Fandom was in no short supply, ranging from Disney to Star Wars, Hunger Games to Divergent (though that is a shorter road all together), and plenty of Dr Who.  



Once the designs were ready. We laid them out on the screens to see if we could get by on my supply of three large screens. 


After a display of my well-honed Tetris skills, it worked! What I didn't know was that I was missing two designs, and we only had time to burn once. More on that later. 


Martha very much appreciated the below design, ha. 


And I, in turn, geeked out over this one. 

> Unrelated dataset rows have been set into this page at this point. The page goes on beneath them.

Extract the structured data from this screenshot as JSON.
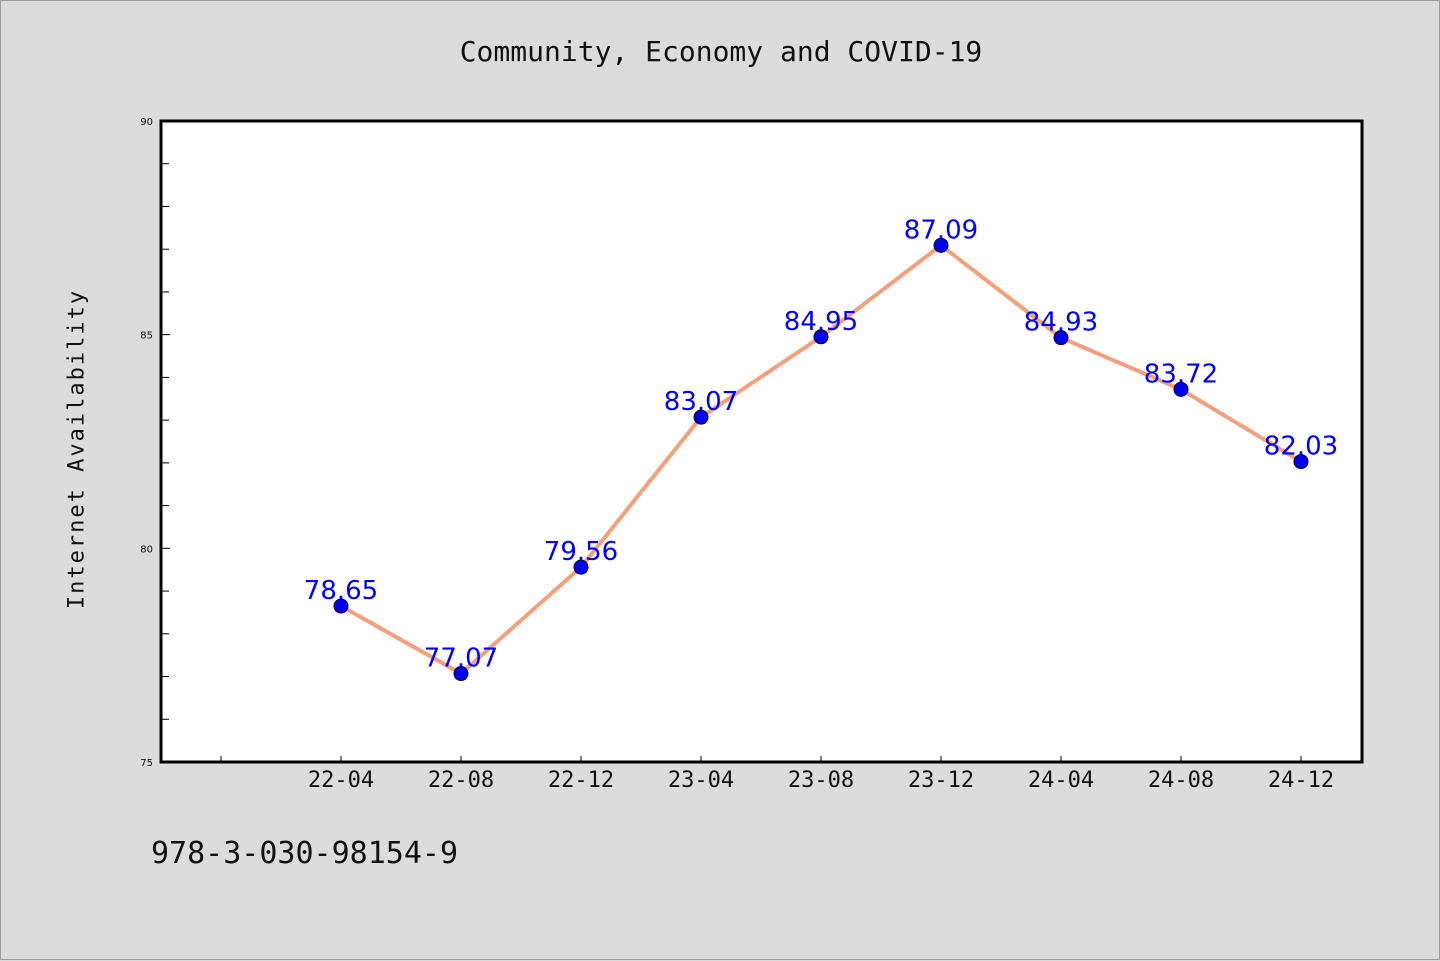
{
  "chart_data": {
    "type": "line",
    "title": "Community, Economy and COVID-19",
    "xlabel": "",
    "ylabel": "Internet Availability",
    "categories": [
      "22-04",
      "22-08",
      "22-12",
      "23-04",
      "23-08",
      "23-12",
      "24-04",
      "24-08",
      "24-12"
    ],
    "series": [
      {
        "values": [
          78.65,
          77.07,
          79.56,
          83.07,
          84.95,
          87.09,
          84.93,
          83.72,
          82.03
        ],
        "labels": [
          "78.65",
          "77.07",
          "79.56",
          "83.07",
          "84.95",
          "87.09",
          "84.93",
          "83.72",
          "82.03"
        ],
        "line_color": "#f4a07a",
        "marker_color": "#0000ee"
      }
    ],
    "ylim": [
      75,
      90
    ],
    "yticks": [
      "75",
      "80",
      "85",
      "90"
    ],
    "grid": false,
    "legend": "none"
  },
  "footer": {
    "text": "978-3-030-98154-9"
  },
  "colors": {
    "background": "#dcdcdc",
    "plot_background": "#ffffff",
    "data_label": "#0000ff"
  }
}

One of the boys made a really cool three-color World Cup shirt - the camp took place at the height of 'futbol' fever. 




Nerdiest shirt award goes to the amazing and wonderfully quirky NETFLIX handmade fan shirt. So great! 



I had no ideas how grateful I would be for the unforeseen blessing of mild weather, the outside printing set up, and (more importantly) the wash out station under a tree. I can't imagine printing this volume over such long hours and traipsing throughf the house and leaning over the bathtub, as I do when it's just me printing. 


I absolutely loved these MineCraft inspired shirts. 


The solution for the lost designs (those that didn't get prepared for screen printing) was for me to carve linoleum for block printing, which I lucking had fabric ink for. Everyone left happy (whew). 


Martha answered the pleas of the girls (and boys) and taught them each how to make a zipper clutch or small tote. They had a lot of fun working on a sewing project more substantial than what I can teach them.


That's it! That's all! Scram! Until, you know, later.